Knowledge of basic probability. A course in measure theory is highly recommended but not strictly required. Mathematical maturity consistent with a first degree in mathematics.
Aim of the course
The aim of this course is to introduce several of the main stochastic processes that are being studied in modern probability theory and to showcase some attractive results.
We plan to cover: random walks and Markov chains, Brownian motion, Poisson and determinantal point processes and several models used in statistical physics such as the Ising model.
At the end of the course the student:
- Is able to give an overview of the basic models used in modern probability theory and their interrelationships.

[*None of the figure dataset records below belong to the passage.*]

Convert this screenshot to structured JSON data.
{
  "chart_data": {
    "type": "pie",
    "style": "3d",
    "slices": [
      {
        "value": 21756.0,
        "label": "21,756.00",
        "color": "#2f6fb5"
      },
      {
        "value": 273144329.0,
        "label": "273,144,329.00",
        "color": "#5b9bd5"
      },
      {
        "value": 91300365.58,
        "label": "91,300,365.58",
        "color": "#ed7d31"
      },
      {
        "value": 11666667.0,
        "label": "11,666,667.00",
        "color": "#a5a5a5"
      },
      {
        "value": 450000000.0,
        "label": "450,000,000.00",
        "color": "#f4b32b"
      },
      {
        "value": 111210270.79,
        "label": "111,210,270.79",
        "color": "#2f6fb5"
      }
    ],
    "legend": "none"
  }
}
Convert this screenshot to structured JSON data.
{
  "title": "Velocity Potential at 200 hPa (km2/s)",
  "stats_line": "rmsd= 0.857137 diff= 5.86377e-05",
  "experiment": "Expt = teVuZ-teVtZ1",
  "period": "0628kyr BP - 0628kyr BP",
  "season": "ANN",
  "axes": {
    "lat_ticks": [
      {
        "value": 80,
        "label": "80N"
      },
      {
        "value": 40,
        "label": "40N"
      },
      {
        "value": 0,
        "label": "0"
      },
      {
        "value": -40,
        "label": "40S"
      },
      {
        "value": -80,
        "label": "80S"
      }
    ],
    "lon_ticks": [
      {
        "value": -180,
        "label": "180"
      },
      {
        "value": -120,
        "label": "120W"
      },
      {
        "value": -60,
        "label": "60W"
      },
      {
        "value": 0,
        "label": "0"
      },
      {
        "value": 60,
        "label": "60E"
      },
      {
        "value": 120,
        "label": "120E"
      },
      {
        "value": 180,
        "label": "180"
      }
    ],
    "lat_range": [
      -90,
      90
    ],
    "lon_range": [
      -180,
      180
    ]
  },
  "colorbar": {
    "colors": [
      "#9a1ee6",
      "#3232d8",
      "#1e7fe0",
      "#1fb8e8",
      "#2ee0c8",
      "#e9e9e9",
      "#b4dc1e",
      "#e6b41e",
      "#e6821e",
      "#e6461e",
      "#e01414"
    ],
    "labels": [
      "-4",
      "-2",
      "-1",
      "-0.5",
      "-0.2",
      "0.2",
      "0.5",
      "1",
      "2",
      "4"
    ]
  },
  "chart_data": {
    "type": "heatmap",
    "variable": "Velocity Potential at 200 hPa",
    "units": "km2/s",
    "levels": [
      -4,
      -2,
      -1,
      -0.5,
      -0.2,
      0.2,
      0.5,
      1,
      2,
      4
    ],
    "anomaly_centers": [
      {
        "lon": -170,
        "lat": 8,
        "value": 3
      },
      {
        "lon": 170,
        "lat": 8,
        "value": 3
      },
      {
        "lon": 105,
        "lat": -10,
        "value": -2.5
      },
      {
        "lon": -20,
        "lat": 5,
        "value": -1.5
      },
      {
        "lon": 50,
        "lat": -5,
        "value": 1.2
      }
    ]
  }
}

- Is able to classify Markov chains according to properties such as recurrence/transience, irreducibility and periodicity. Can compute, using transition matrices, various quantities of interest pertaining to Markov chains, such as expected hitting times and exit probabilities.
- Is able to compute quantities of interest for random walks on graphs using elementary potential theory. In particular, can prove Polya's theorem about recurrence and transience of random walks on lattices.
- Can describe the abstract construction of Brownian motion and prove some of the elementary properties of this process, such as continuity of trajectories and the distribution of the maximum of a trajectory.
- Is able to define the Ising model on graphs and explain the underlying formalism involving Gibbs measures. Can compute moments for the one-dimensional model using the transfer matrix method. Can state and explain the phase transition of the model in higher dimension, as well as describe the main steps of the proof of this transition.
- Is able to derive basic theorems on points processes such as Campbell's theorem and Mecke's formula.
- Docent: Tobias Muller